Bu şiir ve mezar taşı şu an Tokat Müzesi'nde sergileniyor.
Türk kültürünün tarihine yapılan derin yolculuk... Dünyaya tanıttılar!
DÖRT FARKLI DÖNEME AİT ESER BULUNUYOR!
Tokat Belediyesi Şehir Müzesinde görevli sanat tarihçisi Mesut Güneş, AA muhabirine, müzenin avlu kısmında Roma, Helenistik, Anadolu Selçuklu ve Osmanlı dönemlerine ait mezar taşları ve sandukaların bulunduğunu söyledi.
Sandukalar ve mezar taşları arasında en çok dikkati çekenin Faika Hanım'a ait sanduka olduğunu belirten Güneş, "Sandukanın etrafına işlenen yazı son derece önemli bir eser. Bu yazı, Osmanlı yazı sanatı ve taş işçiliğinin ne kadar gelişmiş olduğunu gösteriyor. Bu açıdan da önemlidir." dedi.
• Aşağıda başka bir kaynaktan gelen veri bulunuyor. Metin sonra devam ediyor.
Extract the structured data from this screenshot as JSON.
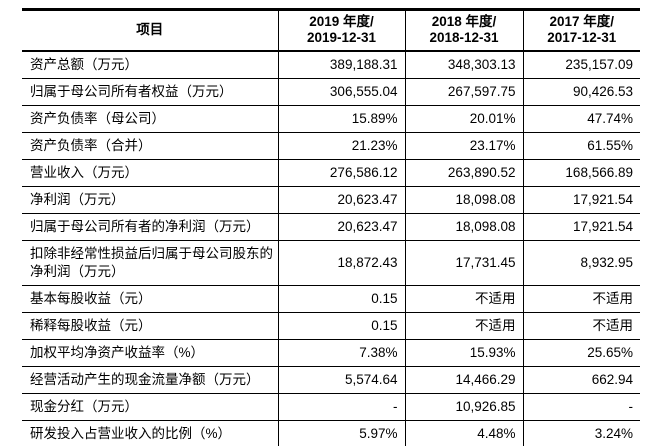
{
  "table": {
    "header": {
      "item_label": "项目",
      "periods": [
        {
          "line1": "2019 年度/",
          "line2": "2019-12-31"
        },
        {
          "line1": "2018 年度/",
          "line2": "2018-12-31"
        },
        {
          "line1": "2017 年度/",
          "line2": "2017-12-31"
        }
      ]
    },
    "rows": [
      {
        "label": "资产总额（万元）",
        "values": [
          "389,188.31",
          "348,303.13",
          "235,157.09"
        ]
      },
      {
        "label": "归属于母公司所有者权益（万元）",
        "values": [
          "306,555.04",
          "267,597.75",
          "90,426.53"
        ]
      },
      {
        "label": "资产负债率（母公司）",
        "values": [
          "15.89%",
          "20.01%",
          "47.74%"
        ]
      },
      {
        "label": "资产负债率（合并）",
        "values": [
          "21.23%",
          "23.17%",
          "61.55%"
        ]
      },
      {
        "label": "营业收入（万元）",
        "values": [
          "276,586.12",
          "263,890.52",
          "168,566.89"
        ]
      },
      {
        "label": "净利润（万元）",
        "values": [
          "20,623.47",
          "18,098.08",
          "17,921.54"
        ]
      },
      {
        "label": "归属于母公司所有者的净利润（万元）",
        "values": [
          "20,623.47",
          "18,098.08",
          "17,921.54"
        ]
      },
      {
        "label": "扣除非经常性损益后归属于母公司股东的净利润（万元）",
        "values": [
          "18,872.43",
          "17,731.45",
          "8,932.95"
        ]
      },
      {
        "label": "基本每股收益（元）",
        "values": [
          "0.15",
          "不适用",
          "不适用"
        ]
      },
      {
        "label": "稀释每股收益（元）",
        "values": [
          "0.15",
          "不适用",
          "不适用"
        ]
      },
      {
        "label": "加权平均净资产收益率（%）",
        "values": [
          "7.38%",
          "15.93%",
          "25.65%"
        ]
      },
      {
        "label": "经营活动产生的现金流量净额（万元）",
        "values": [
          "5,574.64",
          "14,466.29",
          "662.94"
        ]
      },
      {
        "label": "现金分红（万元）",
        "values": [
          "-",
          "10,926.85",
          "-"
        ]
      },
      {
        "label": "研发投入占营业收入的比例（%）",
        "values": [
          "5.97%",
          "4.48%",
          "3.24%"
        ]
      }
    ]
  }
}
Ahmet Muammer Paşa'nın eşine çok bağlı olduğunu vurgulayan Güneş, "Eşi için çok güzel bir şiir de kaleme almış. Bu şiir, mezar taşının üzerinde, sandukanın etrafında yer almakta. Bu eser, Hindistan'da Babür Kralı'nın eşi için yaptırmış olduğu Tac Mahal'i akıllara getirmektedir. Tabii onun kadar abidevi değildir ama özellik bakımından eşleri için yapılmıştır." ifadesini kullandı.
AHMET MUAMMER PAŞA'NIN EŞİNE ŞİİRİ
"Ey tenha Türk kadını, hayatımın yoldaşı
Sen mi varsın altında kaldırırsam bu taşı
Yok sen yoksun, cismin var zulmet dolu bu yerde
Sen bir ruhsun, gülersin yıldızlarla göklerde.
Ay doğdukça ruhunu hissettirir bu yerler
Söyler benim hüznümü ağladıkça bülbüller
Ruhun gibi muazzez hatıralar bıraktın
Milletine İskender, Demir, Yaşar bıraktın.
... milli yolu senden bize örnektir
Onda çarpar yüreğin, sen ölmedin demektir
Artık şenim Faikam, layık değil gözyaşı
Fatiha'yla okusun, gelip geçen bu taşı."